The Ashes: Stop the seesaw, I want to get off

England Cricket Crest

It was the best of series, it was the worst of series.

In future years when cricket fans see that England won the 2015 Ashes 3-2 they could be forgiven for thinking that it was a close series, full of tense games which could have gone either way and nail biting final days. How wrong they would be. Final days in themselves seem a distant memory and the only thing close about this series was the final score. When England won the first Test by 169 runs it was described as a comprehensive victory. In hindsight, and in comparison to the rest of the series, it was a close run thing, a Test that could have gone either way.

Does it matter? Does cricket need close finishes?

I would say, yes. Whilst for either side a clear one-sided Test match has a sense of comfortable triumphalism that every coach and player would welcome, it is like fast food for fans. It hits the spot with very little fuss or effort but leaves nothing in the way of the tension, uncertainty or emotions that make lasting memories. I meant to write this article a week ago, but struggled to find a narrative for this series, the story ended up being, there isn't one. If very little is memorable a week or two later, then in 10 years time this series will simply have become a score in a statistician's book.

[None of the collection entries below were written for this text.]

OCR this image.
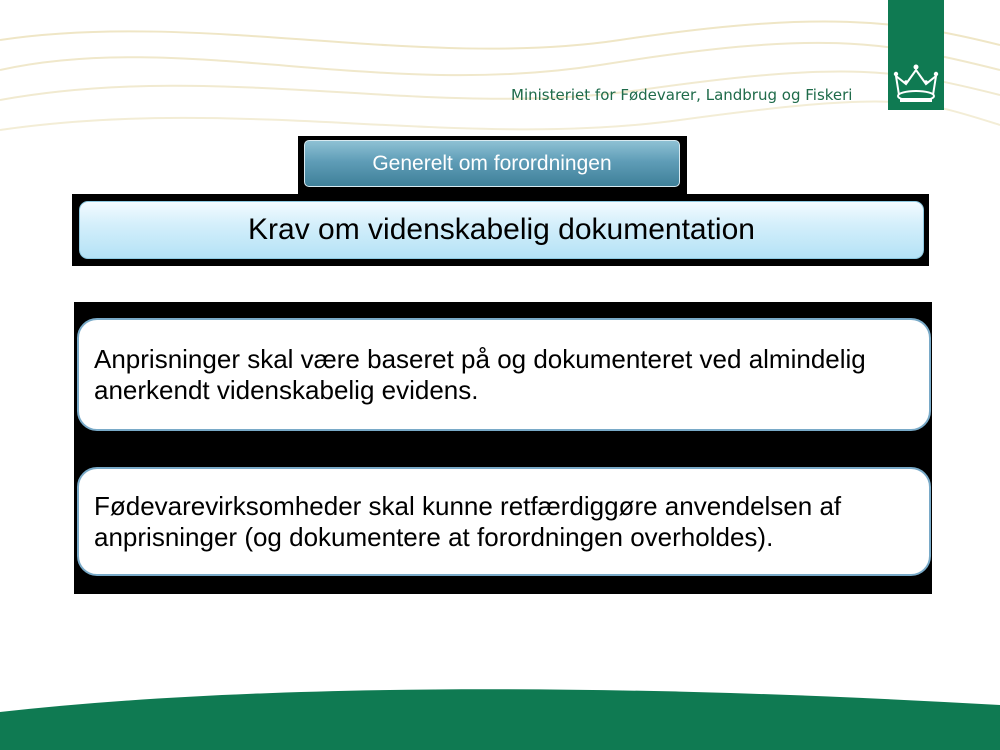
Ministeriet for Fødevarer, Landbrug og Fiskeri
Generelt om forordningen
Krav om videnskabelig dokumentation
Anprisninger skal være baseret på og dokumenteret ved almindelig anerkendt videnskabelig evidens.
Fødevarevirksomheder skal kunne retfærdiggøre anvendelsen af anprisninger (og dokumentere at forordningen overholdes).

That isn't to say there hasn't been any special individual performances. Stuart Broad's 8 for 15 as Australia capitulated for 60 in the 1st innings at Trent Bridge, with Ben Stokes taking 6 for 36 against a more determined Australia in the second innings. No player sums up this alternate one way traffic of a series like the batting of Steve Smith. In Australia's victory at Lords, he scored 215 and 58, and again shone at the Oval where his 143 was the bedrock for Australia's innings victory. Yet in innings outside the capital, he barely scored a run, looking vulnerable to lateral movement. 

At the start of this series we were all swept along with the exciting, attacking play, thrilled by both team's commitment to attacking fields and counter-attacking batting, me included. However, what appeared to be a whirlwind holiday romance in Capri, exciting and captivating at the time, actually now feels like a series of series of occasionally disastrous one night stands in Magaluf. 

An attacking approach is refreshing but this is Test cricket, it's meant to be a test - sometimes that will mean sensible, careful, planned cricket.

Maybe it's time we all grew up a little.